Government to consult on grizzly bear ban
British Columbians are being given the opportunity to provide input on new proposed grizzly bear hunting regulations. On August 14, the B.C. government announced that effective November 30, 2017 it will end the trophy hunting of grizzly bears, and stop all hunting of grizzly bears in the Great Bear Rainforest.
Until November 2, the public can provide input into two policy documents outlining the proposed regulation changes required to implement the ban. As part of the consultation, input is being sought on changes to manage the ban in hunting areas that overlap the Great Bear Rainforest; changes that will prohibit the possession of “trophy” grizzly bear parts; changes that will manage prohibited grizzly bear parts; changes to prohibit the trafficking of grizzly bear parts; and new reporting requirements for taxidermists.

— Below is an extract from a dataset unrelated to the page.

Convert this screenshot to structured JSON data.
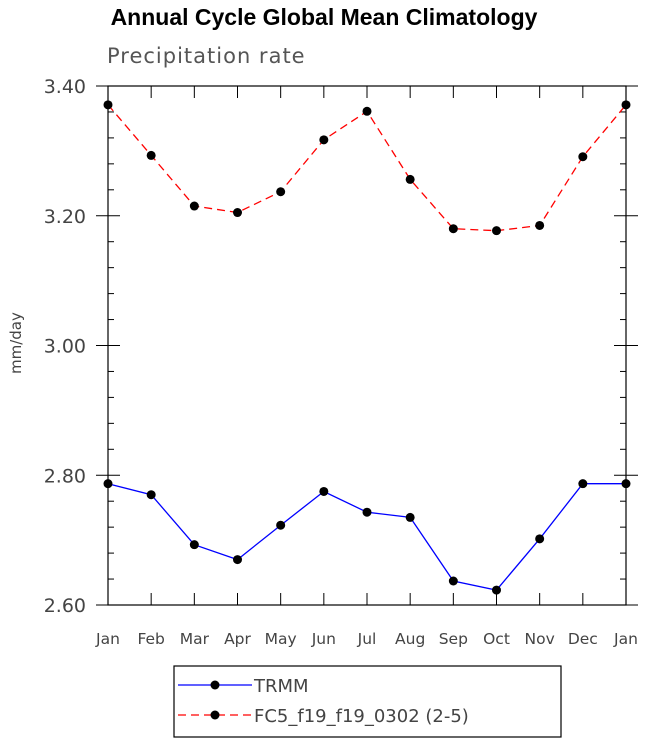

Members of the public may send comments to the Fish and Wildlife Branch at firstname.lastname@example.org. When a comment is sent, the writer will receive an email confirming that it has been received. Due to the expected volume of material, individual responses are not possible.
Have your say on Human Rights Commission
Public engagement is now underway with British Columbians, as the Province looks to re-establish the Human Rights Commission. Parliamentary Secretary Ravi Kahlon announced that he will lead dialogues over two months with individuals and groups, both online and in person.
This will help to inform his decision on developing a modern, efficient, and effective human rights commission that will help to build a safer and more inclusive society.
Through to November 17, 2017, British Columbians are encouraged to share their experiences and ideas on how a human rights commission can promote and protect the principles of dignity and equality in the province.
Public engagement will be conducted through a dedicated website, where weekly discussion questions will drive ongoing conversation and provide an outlet for written submissions. Kahlon’s recommendations will be presented in a written report, and submitted to the Attorney General in December 2017. Legislation is expected to follow in 2018.